CYP4F2 biomarker provides unique position in rapidly developing Warfarin testing market

Installed base of instruments growing and excellent customer feedback received on operational performance

US distribution agreement with Fisher Healthcare will accelerate revenue growth

Strong pipeline of tests to expand product menu in 2009

Development and supply agreement with QIAGEN for QIAplex-based respiratory viral molecular test

December 2008 share placing raises GBP6.9 million before expenses; rationalization program implemented to reduce cost base

Sufficient funding to support the business until July 2009

Strategic options and further funding alternatives under review

James White, chief executive, Osmetech plc, said:

“With FDA 510k clearance for our eSensor XT-8 platform achieved in 2008 and excellent product performance in the field, our focus is now on growing revenues by increasing our installed base of instruments and expanding our menu of tests.

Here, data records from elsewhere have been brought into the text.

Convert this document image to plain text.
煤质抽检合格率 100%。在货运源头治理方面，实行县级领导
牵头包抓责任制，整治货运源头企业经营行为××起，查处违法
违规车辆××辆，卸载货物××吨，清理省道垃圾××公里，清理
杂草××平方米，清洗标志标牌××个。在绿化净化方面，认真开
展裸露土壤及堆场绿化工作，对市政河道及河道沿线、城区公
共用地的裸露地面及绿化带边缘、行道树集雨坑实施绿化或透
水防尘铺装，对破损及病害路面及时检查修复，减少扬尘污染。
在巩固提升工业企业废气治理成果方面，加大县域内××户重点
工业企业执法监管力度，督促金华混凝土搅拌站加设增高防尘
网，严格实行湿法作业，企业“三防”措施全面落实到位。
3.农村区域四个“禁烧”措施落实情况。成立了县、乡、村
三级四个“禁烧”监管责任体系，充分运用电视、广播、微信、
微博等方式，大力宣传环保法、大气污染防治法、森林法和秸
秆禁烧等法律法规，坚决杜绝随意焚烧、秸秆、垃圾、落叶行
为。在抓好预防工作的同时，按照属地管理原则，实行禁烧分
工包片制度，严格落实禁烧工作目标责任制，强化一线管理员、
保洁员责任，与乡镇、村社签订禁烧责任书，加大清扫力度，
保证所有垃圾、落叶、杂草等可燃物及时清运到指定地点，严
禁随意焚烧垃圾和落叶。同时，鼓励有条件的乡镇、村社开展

“The commercial roll out of our platform continues to gather pace with a growing number of hospitals now using our platform. We have a strong pipeline of customer leads and we expect to accelerate market penetration through the considerable sales and marketing muscle of our newly appointed U.S. distributor, Fisher Healthcare.

“We are also broadening our test menu and are now able to offer Cystic Fibrosis, Warfarin and 2C9 tests with additional tests planned for later in 2009, including a Respiratory Pathogen Test Panel and Factor II, Factor V and MTHFR Tests. All of these tests will run on our eSensor XT-8 platform and will improve both patient care and the profitability of our customers’ laboratories.”